Lios menghela nafas, "Tadi gue kenalan, tapi gue lupa minta nomor handphone."
Tawa Ferdi meledak, "Bro! Yang benar aja!" Tangannya menepuk-nepuk punggung Lios
"Sial. Lo ketawa di atas penderitaan orang."
"Hahaha sorry Bro, gue bisa bayangin kesedihan lo. Cantik ya? Siapa namanya? Lo nggak lupa tanya namanya kan?"
"Cantik. Namanya Bulan." Lios menghela nafas lagi.
"Teman gue akhirnya berani kenalan sama wanita. Patut dirayakan! Ayo, bir atau sparkling wine?"
"Gue bawa motor, Bro. Mana boleh minum?"
Ferdi menyeringai. Dia tahu Lios tidak minum minuman beralkohol, tapi tidak ada salahnya menawarkan.

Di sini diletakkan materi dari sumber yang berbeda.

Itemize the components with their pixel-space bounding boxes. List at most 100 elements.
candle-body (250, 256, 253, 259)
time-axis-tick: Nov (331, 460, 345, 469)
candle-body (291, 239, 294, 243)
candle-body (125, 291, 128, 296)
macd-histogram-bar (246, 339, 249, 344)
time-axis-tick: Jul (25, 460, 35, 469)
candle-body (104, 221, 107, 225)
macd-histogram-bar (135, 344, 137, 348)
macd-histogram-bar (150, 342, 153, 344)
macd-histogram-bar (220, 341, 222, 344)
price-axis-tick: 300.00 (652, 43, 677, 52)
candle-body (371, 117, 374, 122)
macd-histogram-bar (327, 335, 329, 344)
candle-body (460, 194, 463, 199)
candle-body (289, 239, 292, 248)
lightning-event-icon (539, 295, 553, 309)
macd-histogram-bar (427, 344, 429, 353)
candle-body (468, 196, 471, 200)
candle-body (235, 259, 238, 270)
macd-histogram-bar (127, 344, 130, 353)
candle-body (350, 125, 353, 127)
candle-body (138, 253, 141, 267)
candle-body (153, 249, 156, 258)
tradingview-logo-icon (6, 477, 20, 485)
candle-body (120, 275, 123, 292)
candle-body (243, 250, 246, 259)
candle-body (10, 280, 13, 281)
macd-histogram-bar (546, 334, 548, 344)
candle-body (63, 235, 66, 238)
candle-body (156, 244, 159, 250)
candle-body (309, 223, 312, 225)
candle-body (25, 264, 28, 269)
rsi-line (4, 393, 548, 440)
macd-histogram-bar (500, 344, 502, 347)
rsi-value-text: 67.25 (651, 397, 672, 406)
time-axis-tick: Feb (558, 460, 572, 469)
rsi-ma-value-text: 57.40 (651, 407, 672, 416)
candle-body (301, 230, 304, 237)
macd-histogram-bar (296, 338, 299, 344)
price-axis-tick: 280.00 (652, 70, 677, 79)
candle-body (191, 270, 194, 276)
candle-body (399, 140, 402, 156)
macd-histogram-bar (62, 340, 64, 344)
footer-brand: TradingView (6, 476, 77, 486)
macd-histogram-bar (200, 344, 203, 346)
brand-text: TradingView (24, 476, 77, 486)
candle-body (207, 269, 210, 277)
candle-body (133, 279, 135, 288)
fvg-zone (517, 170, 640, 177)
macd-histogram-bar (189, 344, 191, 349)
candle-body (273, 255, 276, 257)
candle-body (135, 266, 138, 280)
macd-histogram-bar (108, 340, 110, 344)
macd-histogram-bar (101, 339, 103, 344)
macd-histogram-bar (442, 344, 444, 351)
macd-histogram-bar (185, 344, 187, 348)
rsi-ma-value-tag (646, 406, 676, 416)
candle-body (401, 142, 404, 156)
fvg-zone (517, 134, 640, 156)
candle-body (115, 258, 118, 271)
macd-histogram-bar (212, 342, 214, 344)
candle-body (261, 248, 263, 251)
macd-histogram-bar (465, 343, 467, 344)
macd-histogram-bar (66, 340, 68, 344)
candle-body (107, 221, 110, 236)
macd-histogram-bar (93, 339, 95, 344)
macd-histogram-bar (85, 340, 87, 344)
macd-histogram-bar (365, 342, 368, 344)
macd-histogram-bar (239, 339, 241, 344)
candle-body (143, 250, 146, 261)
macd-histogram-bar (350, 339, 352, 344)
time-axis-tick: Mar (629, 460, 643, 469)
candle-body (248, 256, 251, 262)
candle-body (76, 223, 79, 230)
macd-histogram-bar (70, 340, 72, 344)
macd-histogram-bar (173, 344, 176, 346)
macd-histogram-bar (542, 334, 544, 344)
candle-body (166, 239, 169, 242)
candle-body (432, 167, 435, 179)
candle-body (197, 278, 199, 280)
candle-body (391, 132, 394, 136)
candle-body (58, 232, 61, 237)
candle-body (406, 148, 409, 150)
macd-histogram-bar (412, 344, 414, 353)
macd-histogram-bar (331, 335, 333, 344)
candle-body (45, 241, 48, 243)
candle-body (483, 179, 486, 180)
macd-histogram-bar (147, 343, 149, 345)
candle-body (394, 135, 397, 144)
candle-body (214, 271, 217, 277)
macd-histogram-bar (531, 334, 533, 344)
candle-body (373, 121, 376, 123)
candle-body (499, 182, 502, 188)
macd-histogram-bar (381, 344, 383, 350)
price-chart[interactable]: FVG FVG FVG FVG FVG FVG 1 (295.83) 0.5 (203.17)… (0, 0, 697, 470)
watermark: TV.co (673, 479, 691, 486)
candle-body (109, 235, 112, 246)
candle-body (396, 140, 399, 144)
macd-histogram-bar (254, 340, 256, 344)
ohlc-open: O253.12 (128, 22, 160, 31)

"Sudahlah, nggak usah dipikirin. Kalau jodoh nanti akan bertemu lagi," kata Ferdi dengan bijak.
"Gue harap begitu. Dia fotografer wedding jadi seharusnya kesempatan bertemu lagi lebih besar. Ya kan?"
Ferdi mengangkat bahu.
Setelah puas menumpahkan isi hati pada sahabatnya, Lios naik ke panggung kecil dan mulai bermain musik. Di cafe ini Lios adalah pemain musik sekaligus penyanyi. Warna suaranya tebal khas orang Indonesia Timur. Banyak wanita yang hatinya meleleh mendengar suara Lios, tapi tidak ada satu pun yang menawan hati Lios pada pandangan pertama seperti Bulan.
Ferdi memperhatikan para pengunjung wanita menatap Lios seperti pungguk merindukan bulan. Mereka tidak tahu bahwa sang Matahari telah menemukan Bulan-nya. Ferdi tertawa dalam hati, kalimat itu cocok dijadikan judul n****+.